The Flight Engineer paused for a moment and grinned down at him.
“No, there isn’t a thing, thanks,” he said. “Glad to have you two aboard for company. These ferrying jobs are pretty dry. I’m just about to rustle up some coffee, and a sandwich or two. Can I interest you?”
“Oh, quite!” Freddy Farmer said, and beamed. “I say, that would be splendid. This American air, you know, makes me frightfully hungry quite often.”
“Quite often, he says!” Dave groaned. “He really means no more than twenty-four hours a day. You don’t happen to have a whole cow aboard for him to nibble on, do you, just as a little snack in between his regular meals? But I could go for a cup of java. Here, let me give you a hand with the business.”
Dave scrambled up on his feet and followed the Flight Engineer past the flare chute compartment and further aft to the bomber’s galley. They had the little electric stove going in nothing flat, and it was not long after that before the pleasing aroma of coffee was mingling with the one hundred and one equally pleasant (to pilots) smells inside the bomber. Freddy sliced bread and Dave buttered it, and the Flight Engineer got out the various things to put in between the buttered slices. It was when he was cutting the first sandwich cornerwise that he suddenly straightened up and sniffed.

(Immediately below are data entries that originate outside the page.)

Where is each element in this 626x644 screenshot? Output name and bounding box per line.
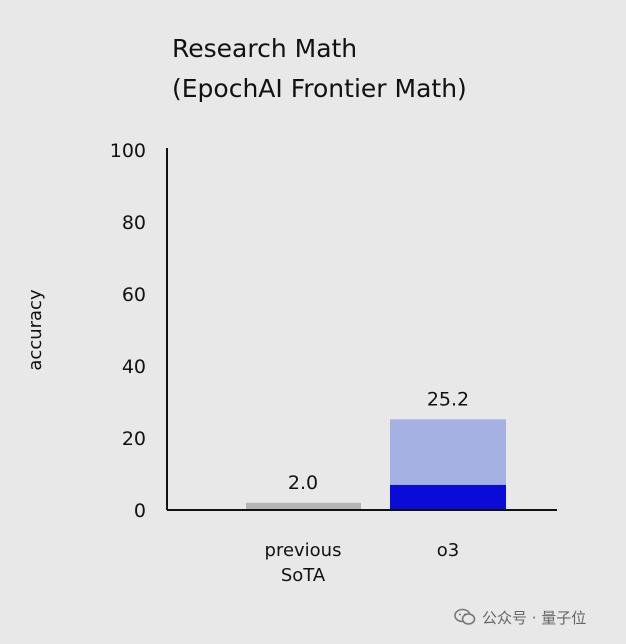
- y-tick-label: 40: [122, 356, 146, 378]
- bars: [246, 419, 506, 510]
- y-tick-label: 60: [122, 284, 146, 306]
- y-tick-label: 0: [134, 500, 146, 522]
- bar-value-label: 2.0: [288, 472, 318, 494]
- bar-previous-sota-segment-0: [246, 502, 361, 510]
- watermark: 公众号 · 量子位: [454, 604, 586, 630]
- bar-o3-segment-0: [390, 484, 506, 510]
- y-tick-label: 80: [122, 212, 146, 234]
- y-axis-label: accuracy: [25, 289, 46, 371]
- bar-value-label: 25.2: [427, 388, 469, 410]
- data-labels: 2.0 25.2: [288, 388, 469, 494]
- chart-title-line-1: Research Math: [172, 34, 357, 63]
- bar-o3-segment-1: [390, 419, 506, 485]
- chart-title-line-2: (EpochAI Frontier Math): [172, 74, 467, 103]
- category-label: o3: [437, 540, 459, 561]
- watermark-text: 公众号 · 量子位: [482, 608, 587, 627]
- wechat-icon: [454, 608, 476, 625]
- y-tick-label: 100: [110, 140, 146, 162]
- y-ticks: 0 20 40 60 80 100: [110, 140, 146, 522]
- category-label: SoTA: [281, 565, 326, 586]
- category-labels: previous SoTA o3: [265, 540, 460, 586]
- y-tick-label: 20: [122, 428, 146, 450]
- category-label: previous: [265, 540, 342, 561]
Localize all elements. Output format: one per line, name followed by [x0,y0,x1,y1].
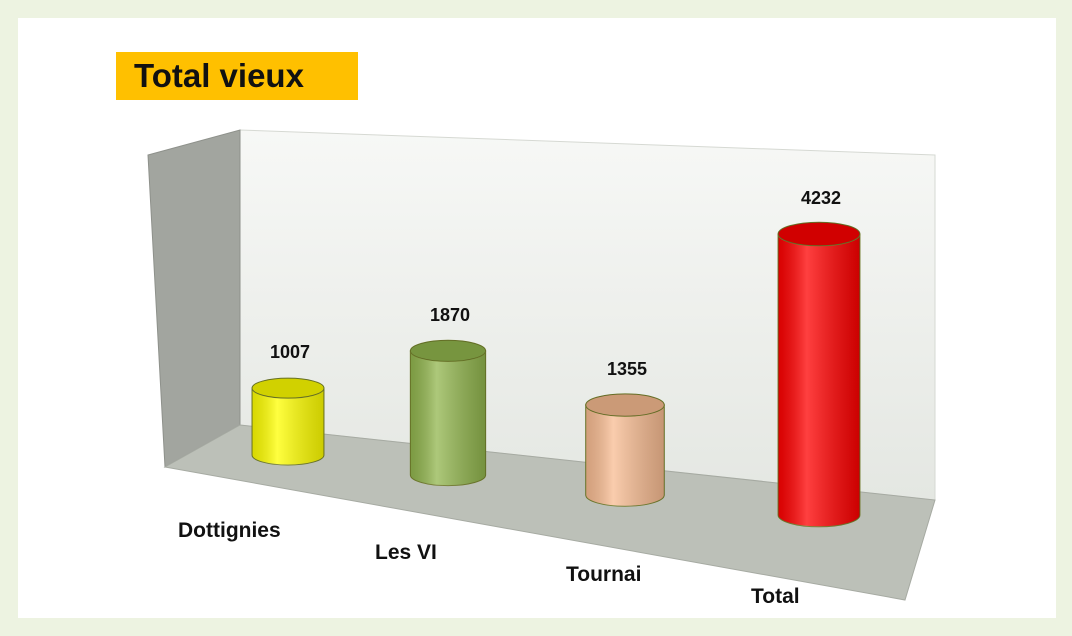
value-label: 4232 [801,188,841,208]
value-label: 1355 [607,359,647,379]
bar-top [777,221,861,247]
bar-shade [778,234,860,527]
value-label: 1007 [270,342,310,362]
value-label: 1870 [430,305,470,325]
bar-shade [585,405,665,507]
x-tick-label: Total [751,585,800,608]
chart-title: Total vieux [116,52,358,100]
x-tick-label: Dottignies [178,519,281,542]
floor [163,424,936,601]
x-tick-label: Les VI [375,541,437,564]
bar-top [585,393,665,417]
x-tick-label: Tournai [566,563,641,586]
bar-shade [410,350,486,486]
bar-top [409,339,487,362]
bar-top-shade [778,222,860,246]
bar-top-shade [410,340,486,362]
bar-top-shade [252,378,324,399]
bar-shade [252,388,324,465]
bar-top-shade [585,393,665,417]
bar-top [251,377,325,399]
side-wall [147,129,241,468]
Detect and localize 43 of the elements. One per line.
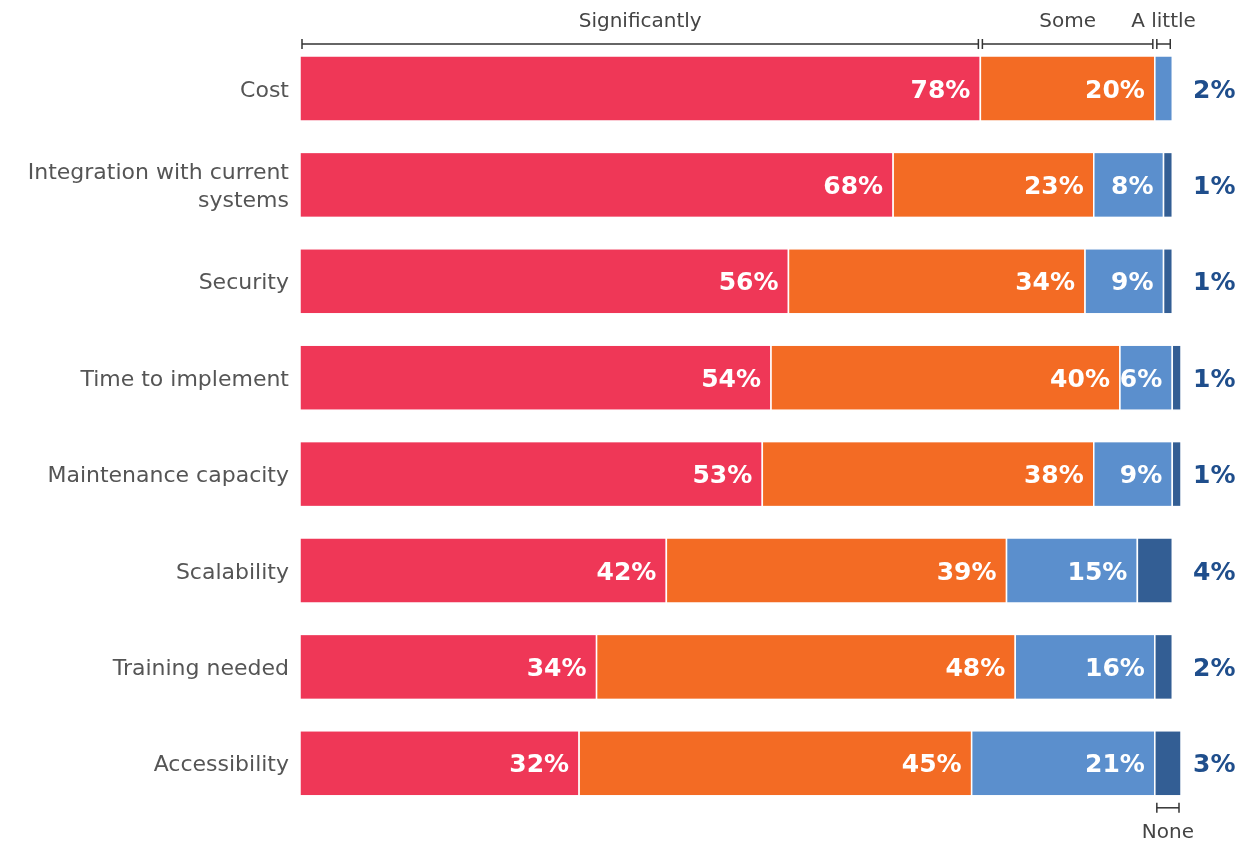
data-label: 8% [1111,170,1154,200]
series-label: A little [1131,8,1196,32]
data-label: 45% [901,749,962,779]
data-label: 1% [1193,267,1236,297]
data-label: 2% [1193,74,1236,104]
data-label: 34% [1015,267,1076,297]
y-tick-label: Maintenance capacity [47,462,289,488]
data-label: 23% [1023,170,1084,200]
data-label: 4% [1193,556,1236,586]
data-label: 40% [1050,363,1110,393]
data-label: 20% [1084,74,1145,104]
data-label: 34% [526,652,587,682]
series-label: None [1141,818,1195,843]
data-label: 3% [1193,749,1236,779]
data-label: 15% [1067,556,1128,586]
data-label: 56% [718,267,779,297]
data-label: 78% [910,74,971,104]
y-tick-label: Time to implement [79,365,290,391]
y-tick-label: Scalability [175,558,289,584]
data-label: 21% [1084,749,1145,779]
data-label: 42% [596,556,657,586]
data-label: 1% [1193,460,1236,490]
data-label: 16% [1084,652,1145,682]
data-label: 68% [823,170,884,200]
data-label: 9% [1119,460,1163,490]
series-label: Significantly [578,8,702,32]
data-label: 6% [1119,363,1163,393]
data-label: 38% [1023,460,1084,490]
y-tick-label: Accessibility [153,751,289,777]
series-label: Some [1039,8,1096,32]
data-label: 32% [509,749,570,779]
data-label: 53% [692,460,753,490]
data-label: 39% [936,556,997,586]
y-tick-label: Cost [240,76,290,102]
data-label: 54% [701,363,762,393]
data-label: 1% [1193,170,1236,200]
y-tick-label: Integration with current systems [27,158,290,212]
data-label: 1% [1193,363,1236,393]
data-label: 2% [1193,652,1236,682]
y-tick-label: Training needed [111,654,289,680]
data-label: 48% [945,652,1006,682]
y-tick-label: Security [198,269,289,295]
data-label: 9% [1111,267,1154,297]
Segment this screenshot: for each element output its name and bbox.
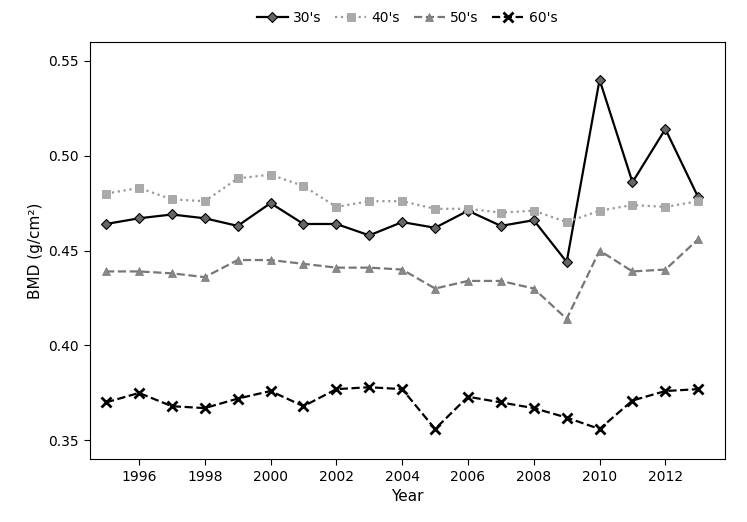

“What’s that smell, or is it my imagination?” he asked.
“I smell nothing but nice things to eat,” was Freddy Farmer’s reply to the question.
Dave didn’t make any reply for a moment. He sniffed hard and was suddenly conscious of a very strange smell in his nose. And it didn’t come from the cook stove, either. He tried to identify the smell, but the best he could do was to guess it was burning rubber, or the smell of scorched paint.
“I get something,” he grunted, and turned to look forward. “It smells something like—”
The last froze on Dave’s lips, and for a second or two he couldn’t move, let alone speak. Just forward at the front end of the flare compartment a tiny thread of yellowish smoke was seeping out under a locker door. Even as he stared a tongue of blue-white flame licked out. And there was instantly a hissing sound in the inside of the bomber.